The officer also feared that the troops' movements were detectable by guerrillas in the daylight, Ran said.
Last week, Yediot Aharonot also reported that the company's commander Maj. Gal Green was wary to enter the home, which was low and vulnerable, and instead asked to take cover in brush on the hillsides outside the village. Yediot also reported that military intelligence regarding an imminent attack against the reservists was even more precise than had been originally thought, but failed to reach soldiers in the doomed house in time.
According to the report, an intelligence unit obtained information about a Hizbullah cell preparing to launch missiles at the exact home soldiers had seized hours earlier. The report stated that the information was relayed to the northern command, but officials there said they did not receive the warning until after the first missile had been fired into the house, and it was thus deemed irrelevant.
Commanders from the reservist division who were in the field denied they received the tip in time to act, the report said.
The report in Yediot said 110 soldiers entered one house - a number Ran said sounded large too him, though he did confirm the ten homes commandeered were crowded, with over 50 soldiers in each.
"We were told to stay out of the windows and to be inside rooms that did not have exterior walls, but there just wasn't enough room - there were too many people."
Ran was sitting on the bathroom floor of his commandeered villa eating combat rations with four other soldiers when he heard the first explosion.
"I knew immediately there were dozens of casualties," Ran said shaking his head, his voice void of expression.
As commanders organized an evacuation, Ran watched the survivors of the initial strike carrying out the wounded.
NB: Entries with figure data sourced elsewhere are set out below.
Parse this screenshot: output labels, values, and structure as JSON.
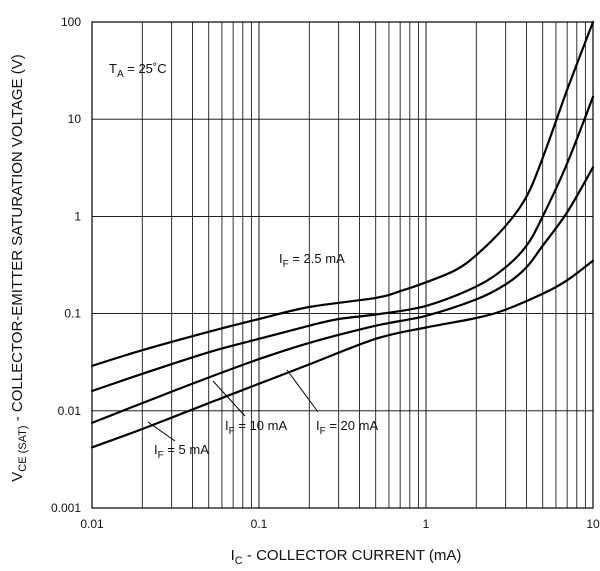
{
  "chart_data": {
    "type": "line",
    "title": "",
    "xlabel": {
      "main": "I",
      "sub": "C",
      "rest": " - COLLECTOR CURRENT (mA)"
    },
    "ylabel": {
      "main": "V",
      "sub": "CE (SAT)",
      "rest": " - COLLECTOR-EMITTER SATURATION VOLTAGE (V)"
    },
    "x_scale": "log",
    "y_scale": "log",
    "xlim": [
      0.01,
      10
    ],
    "ylim": [
      0.001,
      100
    ],
    "x_tick_labels": [
      "0.01",
      "0.1",
      "1",
      "10"
    ],
    "y_tick_labels": [
      "0.001",
      "0.01",
      "0.1",
      "1",
      "10",
      "100"
    ],
    "grid": true,
    "annotation": {
      "main": "T",
      "sub": "A",
      "rest": " = 25˚C"
    },
    "series": [
      {
        "name": {
          "main": "I",
          "sub": "F",
          "rest": " = 2.5 mA"
        },
        "x": [
          0.01,
          0.02,
          0.05,
          0.1,
          0.2,
          0.5,
          0.7,
          1,
          1.5,
          2,
          3,
          4,
          5,
          7,
          10
        ],
        "y": [
          0.029,
          0.042,
          0.065,
          0.088,
          0.117,
          0.145,
          0.17,
          0.21,
          0.28,
          0.4,
          0.8,
          1.6,
          4,
          20,
          100
        ]
      },
      {
        "name": {
          "main": "I",
          "sub": "F",
          "rest": " = 5 mA"
        },
        "x": [
          0.01,
          0.02,
          0.05,
          0.1,
          0.2,
          0.3,
          0.5,
          1,
          2,
          3,
          4,
          5,
          7,
          10
        ],
        "y": [
          0.016,
          0.024,
          0.04,
          0.055,
          0.075,
          0.088,
          0.098,
          0.12,
          0.19,
          0.3,
          0.5,
          1.0,
          3.5,
          17
        ]
      },
      {
        "name": {
          "main": "I",
          "sub": "F",
          "rest": " = 10 mA"
        },
        "x": [
          0.01,
          0.02,
          0.05,
          0.1,
          0.2,
          0.5,
          1,
          2,
          3,
          4,
          5,
          7,
          10
        ],
        "y": [
          0.0075,
          0.012,
          0.022,
          0.034,
          0.05,
          0.075,
          0.095,
          0.14,
          0.2,
          0.3,
          0.5,
          1.1,
          3.2
        ]
      },
      {
        "name": {
          "main": "I",
          "sub": "F",
          "rest": " = 20 mA"
        },
        "x": [
          0.01,
          0.02,
          0.05,
          0.1,
          0.2,
          0.5,
          1,
          2,
          3,
          5,
          7,
          10
        ],
        "y": [
          0.0042,
          0.0065,
          0.012,
          0.019,
          0.03,
          0.055,
          0.072,
          0.09,
          0.11,
          0.16,
          0.22,
          0.35
        ]
      }
    ]
  }
}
On the radio he heard an officer inside the damaged home call frantically for a helicopter and additional medics, when suddenly a second "ball of fire" flew over his head.
Explosives carried in by the demolition unit were set off by the second missile and the house collapsed, killing the officer and eight others. Four reservists were severely wounded and seven were moderately wounded. Ran was sure his best friend had been killed.
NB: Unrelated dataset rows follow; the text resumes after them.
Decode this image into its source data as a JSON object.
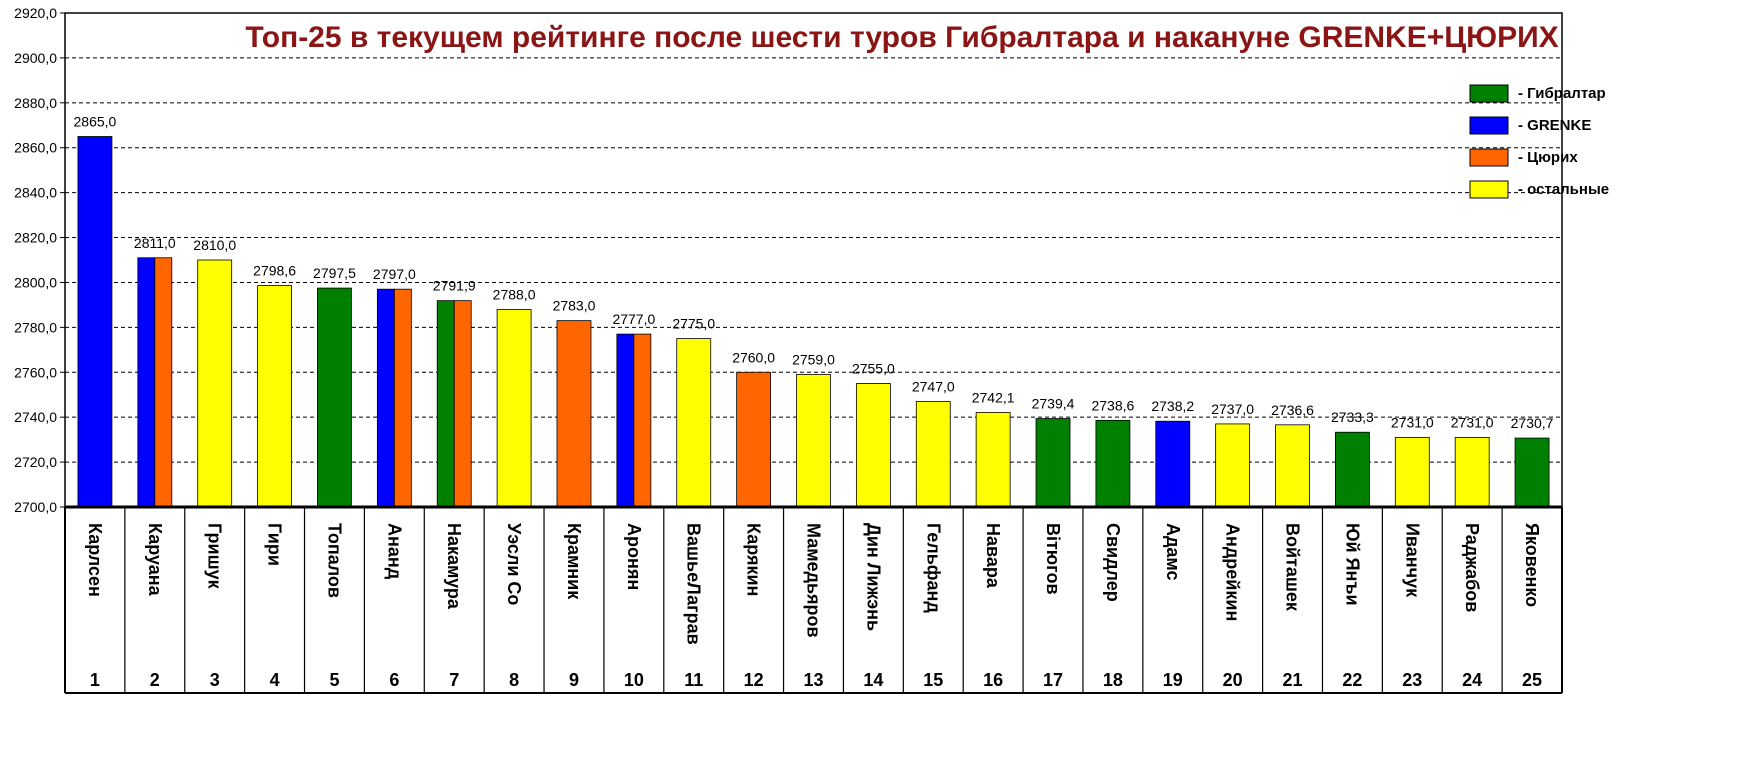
{
  "chart_data": {
    "type": "bar",
    "title": "Топ-25 в текущем рейтинге после шести туров Гибралтара и накануне GRENKE+ЦЮРИХ",
    "ylim": [
      2700,
      2920
    ],
    "ytick_step": 20,
    "ytick_labels": [
      "2700,0",
      "2720,0",
      "2740,0",
      "2760,0",
      "2780,0",
      "2800,0",
      "2820,0",
      "2840,0",
      "2860,0",
      "2880,0",
      "2900,0",
      "2920,0"
    ],
    "grid": true,
    "legend_position": "top-right",
    "legend": [
      {
        "label": "- Гибралтар",
        "color": "#008000"
      },
      {
        "label": "- GRENKE",
        "color": "#0000ff"
      },
      {
        "label": "- Цюрих",
        "color": "#ff6600"
      },
      {
        "label": "- остальные",
        "color": "#ffff00"
      }
    ],
    "players": [
      {
        "rank": "1",
        "name": "Карлсен",
        "value": 2865.0,
        "label": "2865,0",
        "colors": [
          "#0000ff"
        ]
      },
      {
        "rank": "2",
        "name": "Каруана",
        "value": 2811.0,
        "label": "2811,0",
        "colors": [
          "#0000ff",
          "#ff6600"
        ]
      },
      {
        "rank": "3",
        "name": "Гришук",
        "value": 2810.0,
        "label": "2810,0",
        "colors": [
          "#ffff00"
        ]
      },
      {
        "rank": "4",
        "name": "Гири",
        "value": 2798.6,
        "label": "2798,6",
        "colors": [
          "#ffff00"
        ]
      },
      {
        "rank": "5",
        "name": "Топалов",
        "value": 2797.5,
        "label": "2797,5",
        "colors": [
          "#008000"
        ]
      },
      {
        "rank": "6",
        "name": "Ананд",
        "value": 2797.0,
        "label": "2797,0",
        "colors": [
          "#0000ff",
          "#ff6600"
        ]
      },
      {
        "rank": "7",
        "name": "Накамура",
        "value": 2791.9,
        "label": "2791,9",
        "colors": [
          "#008000",
          "#ff6600"
        ]
      },
      {
        "rank": "8",
        "name": "Уэсли Со",
        "value": 2788.0,
        "label": "2788,0",
        "colors": [
          "#ffff00"
        ]
      },
      {
        "rank": "9",
        "name": "Крамник",
        "value": 2783.0,
        "label": "2783,0",
        "colors": [
          "#ff6600"
        ]
      },
      {
        "rank": "10",
        "name": "Аронян",
        "value": 2777.0,
        "label": "2777,0",
        "colors": [
          "#0000ff",
          "#ff6600"
        ]
      },
      {
        "rank": "11",
        "name": "ВашьеЛаграв",
        "value": 2775.0,
        "label": "2775,0",
        "colors": [
          "#ffff00"
        ]
      },
      {
        "rank": "12",
        "name": "Карякин",
        "value": 2760.0,
        "label": "2760,0",
        "colors": [
          "#ff6600"
        ]
      },
      {
        "rank": "13",
        "name": "Мамедьяров",
        "value": 2759.0,
        "label": "2759,0",
        "colors": [
          "#ffff00"
        ]
      },
      {
        "rank": "14",
        "name": "Дин Лижэнь",
        "value": 2755.0,
        "label": "2755,0",
        "colors": [
          "#ffff00"
        ]
      },
      {
        "rank": "15",
        "name": "Гельфанд",
        "value": 2747.0,
        "label": "2747,0",
        "colors": [
          "#ffff00"
        ]
      },
      {
        "rank": "16",
        "name": "Навара",
        "value": 2742.1,
        "label": "2742,1",
        "colors": [
          "#ffff00"
        ]
      },
      {
        "rank": "17",
        "name": "Вітюгов",
        "value": 2739.4,
        "label": "2739,4",
        "colors": [
          "#008000"
        ]
      },
      {
        "rank": "18",
        "name": "Свидлер",
        "value": 2738.6,
        "label": "2738,6",
        "colors": [
          "#008000"
        ]
      },
      {
        "rank": "19",
        "name": "Адамс",
        "value": 2738.2,
        "label": "2738,2",
        "colors": [
          "#0000ff"
        ]
      },
      {
        "rank": "20",
        "name": "Андрейкин",
        "value": 2737.0,
        "label": "2737,0",
        "colors": [
          "#ffff00"
        ]
      },
      {
        "rank": "21",
        "name": "Войташек",
        "value": 2736.6,
        "label": "2736,6",
        "colors": [
          "#ffff00"
        ]
      },
      {
        "rank": "22",
        "name": "Юй Янъи",
        "value": 2733.3,
        "label": "2733,3",
        "colors": [
          "#008000"
        ]
      },
      {
        "rank": "23",
        "name": "Иванчук",
        "value": 2731.0,
        "label": "2731,0",
        "colors": [
          "#ffff00"
        ]
      },
      {
        "rank": "24",
        "name": "Раджабов",
        "value": 2731.0,
        "label": "2731,0",
        "colors": [
          "#ffff00"
        ]
      },
      {
        "rank": "25",
        "name": "Яковенко",
        "value": 2730.7,
        "label": "2730,7",
        "colors": [
          "#008000"
        ]
      }
    ]
  }
}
"I cried like a little girl for hours," Ran said. "Days later when we emerged from the homes and marched out of Debel, he came up to me all happy-go-lucky and said 'what's up?' He hadn't been in the house, as I had thought. I was overwhelmed and fell to my knees with gratitude as he looked at me with confused grin on his face," Ran said, nearly in tears.
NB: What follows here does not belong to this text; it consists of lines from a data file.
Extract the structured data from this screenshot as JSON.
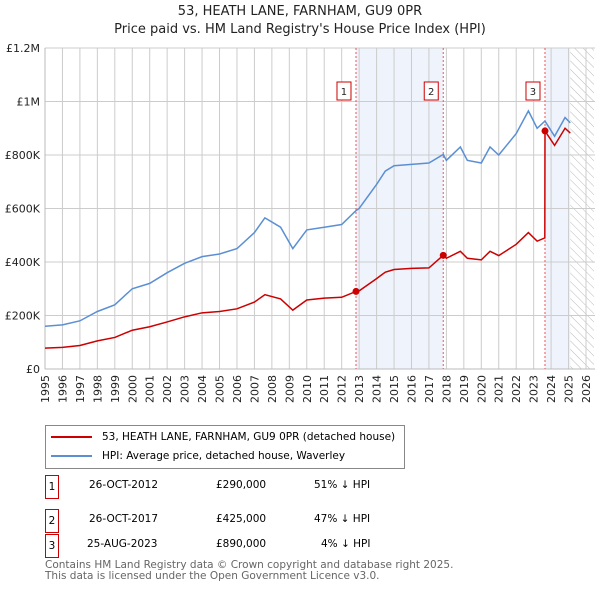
{
  "chart_data": {
    "type": "line",
    "title": "53, HEATH LANE, FARNHAM, GU9 0PR",
    "subtitle": "Price paid vs. HM Land Registry's House Price Index (HPI)",
    "xlim": [
      1995,
      2026
    ],
    "ylim": [
      0,
      1200000
    ],
    "x_ticks": [
      "1995",
      "1996",
      "1997",
      "1998",
      "1999",
      "2000",
      "2001",
      "2002",
      "2003",
      "2004",
      "2005",
      "2006",
      "2007",
      "2008",
      "2009",
      "2010",
      "2011",
      "2012",
      "2013",
      "2014",
      "2015",
      "2016",
      "2017",
      "2018",
      "2019",
      "2020",
      "2021",
      "2022",
      "2023",
      "2024",
      "2025",
      "2026"
    ],
    "y_ticks": [
      {
        "v": 0,
        "label": "£0"
      },
      {
        "v": 200000,
        "label": "£200K"
      },
      {
        "v": 400000,
        "label": "£400K"
      },
      {
        "v": 600000,
        "label": "£600K"
      },
      {
        "v": 800000,
        "label": "£800K"
      },
      {
        "v": 1000000,
        "label": "£1M"
      },
      {
        "v": 1200000,
        "label": "£1.2M"
      }
    ],
    "grid": true,
    "series": [
      {
        "name": "53, HEATH LANE, FARNHAM, GU9 0PR (detached house)",
        "color": "#cc0000",
        "x": [
          1995,
          1996,
          1997,
          1998,
          1999,
          2000,
          2001,
          2002,
          2003,
          2004,
          2005,
          2006,
          2007,
          2007.6,
          2008.5,
          2009.2,
          2010,
          2011,
          2012,
          2012.82,
          2013,
          2014,
          2014.5,
          2015,
          2016,
          2017,
          2017.82,
          2018,
          2018.8,
          2019.2,
          2020,
          2020.5,
          2021,
          2021.5,
          2022,
          2022.7,
          2023.2,
          2023.64,
          2023.65,
          2024.2,
          2024.8,
          2025.1
        ],
        "y": [
          78000,
          81000,
          88000,
          105000,
          118000,
          145000,
          158000,
          176000,
          195000,
          210000,
          215000,
          225000,
          250000,
          278000,
          262000,
          220000,
          258000,
          265000,
          268000,
          290000,
          292000,
          338000,
          362000,
          372000,
          376000,
          378000,
          425000,
          414000,
          440000,
          414000,
          408000,
          440000,
          424000,
          445000,
          466000,
          510000,
          478000,
          490000,
          890000,
          836000,
          900000,
          882000
        ]
      },
      {
        "name": "HPI: Average price, detached house, Waverley",
        "color": "#5b8fd4",
        "x": [
          1995,
          1996,
          1997,
          1998,
          1999,
          2000,
          2001,
          2002,
          2003,
          2004,
          2005,
          2006,
          2007,
          2007.6,
          2008.5,
          2009.2,
          2010,
          2011,
          2012,
          2012.82,
          2013,
          2014,
          2014.5,
          2015,
          2016,
          2017,
          2017.82,
          2018,
          2018.8,
          2019.2,
          2020,
          2020.5,
          2021,
          2021.5,
          2022,
          2022.7,
          2023.2,
          2023.65,
          2024.2,
          2024.8,
          2025.1
        ],
        "y": [
          160000,
          165000,
          180000,
          215000,
          240000,
          300000,
          320000,
          360000,
          395000,
          420000,
          430000,
          450000,
          510000,
          565000,
          530000,
          450000,
          520000,
          530000,
          540000,
          592000,
          600000,
          690000,
          740000,
          760000,
          765000,
          770000,
          802000,
          780000,
          830000,
          780000,
          770000,
          830000,
          800000,
          840000,
          880000,
          965000,
          900000,
          927000,
          870000,
          940000,
          920000
        ]
      }
    ],
    "sales": [
      {
        "id": "1",
        "x": 2012.82,
        "y": 290000
      },
      {
        "id": "2",
        "x": 2017.82,
        "y": 425000
      },
      {
        "id": "3",
        "x": 2023.65,
        "y": 890000
      }
    ],
    "shaded": [
      [
        2012.82,
        2017.82
      ],
      [
        2023.65,
        2025.1
      ]
    ],
    "hatched_from": 2025.1
  },
  "legend": {
    "property": "53, HEATH LANE, FARNHAM, GU9 0PR (detached house)",
    "hpi": "HPI: Average price, detached house, Waverley"
  },
  "transactions": [
    {
      "id": "1",
      "date": "26-OCT-2012",
      "price": "£290,000",
      "hpi": "51% ↓ HPI"
    },
    {
      "id": "2",
      "date": "26-OCT-2017",
      "price": "£425,000",
      "hpi": "47% ↓ HPI"
    },
    {
      "id": "3",
      "date": "25-AUG-2023",
      "price": "£890,000",
      "hpi": "4% ↓ HPI"
    }
  ],
  "footer": {
    "line1": "Contains HM Land Registry data © Crown copyright and database right 2025.",
    "line2": "This data is licensed under the Open Government Licence v3.0."
  }
}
Ran blamed the loss on his higher commanders above the company level, and he said after the initial confusion and sadness, reservists in the brigade increasingly voiced their exasperation with their commanders.
"We were not so much angry with our platoon and company commanders beside us in the homes because we could see the frustration on their faces with the constantly changing, nonsensical orders given to them," he said. "It was the people higher up - our mobile headquarters were useless."
The mobile headquarters of infantry troops in Lebanon consisted of the senior officers in the field, a team of radio operators with better communications equipment, and a protection force. The mobile commands received orders and intelligence from commanders inside of Israel.
Ran said the troops nearly became mutinous with exasperation with their superiors when the evacuation of the dead and wounded back into Israel was further delayed for four hours because of what the soldiers perceived as indecision. Officers mulled an armored evacuation, and then helicopter airlifts, before finally ordering troops to carry the casualties out on stretchers, back to the border.
"We felt as if we had to take it upon ourselves to survive," said Ran, "You expect your commanders to put you in a position to fight back.
"In Debel, those nine guys never even had a chance to shoot a single bullet."